Country Reports on Terrorism 2010 - Singapore
|Publisher||United States Department of State|
|Publication Date||18 August 2011|
|Cite as||United States Department of State, Country Reports on Terrorism 2010 - Singapore, 18 August 2011, available at: http://www.refworld.org/docid/4e5248162.html [accessed 24 October 2016]|
|Disclaimer||This is not a UNHCR publication. UNHCR is not responsible for, nor does it necessarily endorse, its content. Any views expressed are solely those of the author or publisher and do not necessarily reflect those of UNHCR, the United Nations or its Member States.|
Overview: Singapore continued its strong bilateral and multilateral counterterrorism intelligence and law enforcement cooperation. As of December, Singapore held in detention 15 persons with links to terrorist groups. Detainees included members of Jemaah Islamiya (JI) who had plotted to carry out attacks in Singapore in the past and members of the Moro Islamic Liberation Front (MILF). Singapore released 48 persons on Restriction Orders (RO) and two on Suspension Direction (SD); detainees released on ROs and SDs were monitored by the Singapore authorities and required to report to authorities on a regular basis. Among those subjected to religious rehabilitation, there are no reported cases of recidivism to date.
Law Enforcement and Prosecutions: Singapore used its Internal Security Act (ISA) to arrest and detain suspected terrorists without trial. The ISA authorizes the minister for home affairs, with the consent of the president, to order detention without filing charges if it is determined that a person poses a threat to national security. The initial detention may be for up to two years, and the minister for home affairs may renew the detention for an unlimited number of additional periods of up to two years at a time with the president's consent.
In August, Singapore passed the Hostage Taking Act 2010, which gives effect to the International Convention against the Taking of Hostages.
Singapore's law enforcement actions included:
In January, Singapore detained JI and MILF member Mohammed Azmi Ali for terrorist activities and placed him in detention under Singapore's Internal Security Act (ISA). Azmi had originally fled Singapore in 2001 following the government's crackdown on JI.
In February, Singapore released self-radicalized detainee Abdul Basheer Abdul Kader under SD. The government had originally detained Basheer in April 2007 after he had made plans to go to Afghanistan to engage in militant activities.
In July, Singapore placed Muhammad Anwar Jailani and Muhammad Thahir Shaik Dawood directly on to RO. Both Jailani and Thahir had links to Anwar al-Aulaqi. According to press reports, Thahir had gone to Yemen to seek out al-Aulaqi to engage in militant activities outside of Singapore. He also enrolled in an educational institution run by an associate of Usama bin Ladin.
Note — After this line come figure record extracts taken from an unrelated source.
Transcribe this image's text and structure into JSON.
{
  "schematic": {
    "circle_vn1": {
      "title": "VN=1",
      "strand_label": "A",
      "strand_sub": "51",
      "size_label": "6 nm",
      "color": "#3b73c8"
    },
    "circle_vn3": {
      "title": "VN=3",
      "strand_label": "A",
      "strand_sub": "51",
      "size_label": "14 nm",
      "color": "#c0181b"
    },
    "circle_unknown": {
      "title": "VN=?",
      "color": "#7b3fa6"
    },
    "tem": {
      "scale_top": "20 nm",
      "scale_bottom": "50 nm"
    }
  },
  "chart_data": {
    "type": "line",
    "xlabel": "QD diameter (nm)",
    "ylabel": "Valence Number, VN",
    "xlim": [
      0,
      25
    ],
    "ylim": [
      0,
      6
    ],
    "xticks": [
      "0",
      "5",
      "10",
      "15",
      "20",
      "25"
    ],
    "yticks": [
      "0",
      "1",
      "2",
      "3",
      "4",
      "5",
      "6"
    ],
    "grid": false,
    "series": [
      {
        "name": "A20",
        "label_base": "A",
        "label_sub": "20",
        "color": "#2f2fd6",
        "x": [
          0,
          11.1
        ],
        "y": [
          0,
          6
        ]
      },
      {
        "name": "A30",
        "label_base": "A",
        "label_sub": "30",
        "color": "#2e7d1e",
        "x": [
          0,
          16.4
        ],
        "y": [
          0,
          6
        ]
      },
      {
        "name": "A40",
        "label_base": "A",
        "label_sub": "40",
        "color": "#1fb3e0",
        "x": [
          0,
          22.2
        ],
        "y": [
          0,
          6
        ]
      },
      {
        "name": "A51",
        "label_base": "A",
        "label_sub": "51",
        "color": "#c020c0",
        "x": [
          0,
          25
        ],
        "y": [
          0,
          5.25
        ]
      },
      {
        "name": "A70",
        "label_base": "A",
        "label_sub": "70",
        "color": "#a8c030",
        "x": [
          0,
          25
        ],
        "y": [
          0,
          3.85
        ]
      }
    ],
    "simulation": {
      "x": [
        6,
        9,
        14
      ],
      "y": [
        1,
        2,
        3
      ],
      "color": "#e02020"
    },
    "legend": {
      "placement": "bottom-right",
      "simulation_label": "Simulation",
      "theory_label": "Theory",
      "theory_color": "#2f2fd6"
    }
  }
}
Also in July, Singapore announced the detention of soldier Muhammad Fadil Abdul Hamid under Singapore's Internal Security Act. The government announced that Fadil had become self-radicalized and had made contact with al-Qa'ida in the Arabian Peninsula operative Anwar al-Aulaqi, who encouraged him to go to Afghanistan to engage in militant activities. Authorities arrested Fadil before he could depart Singapore.
Countering Terrorist Finance: Singapore cooperated with the United States to identify and freeze terrorist assets. The opening of Singapore's two casinos in 2010 increased concerns about the potential for illicit flows to pass through Singapore. Singapore has implemented legal and regulatory changes involving cash transactions at casinos to better align itself with the international standards for anti-money laundering/counterterrorist financing regimes.
Regional and International Cooperation: In June, the Republic of Singapore Navy participated in the annual Southeast Asia Cooperation Against Terrorism exercise. In November, the Singapore Armed Forces participated in Cooperation 2010, a nine-day joint counterterrorism training exercise with a personnel contingent from China's People's Liberation Army.
Countering Radicalization and Extremism: Singapore maintained a de-radicalization program that focused on countering detainees' extremist ideology. Detainees are required to undergo a program of religious counseling with a group of volunteer religious counselors. Singapore enlists the support of religious teachers and scholars to study JI's ideology to develop teachings to counter the group within Singapore's Muslim community and provide counseling to detainees. Religious counseling for detainees continued after release from detention. Among those individuals released from detention, there were no reported cases of recidivism.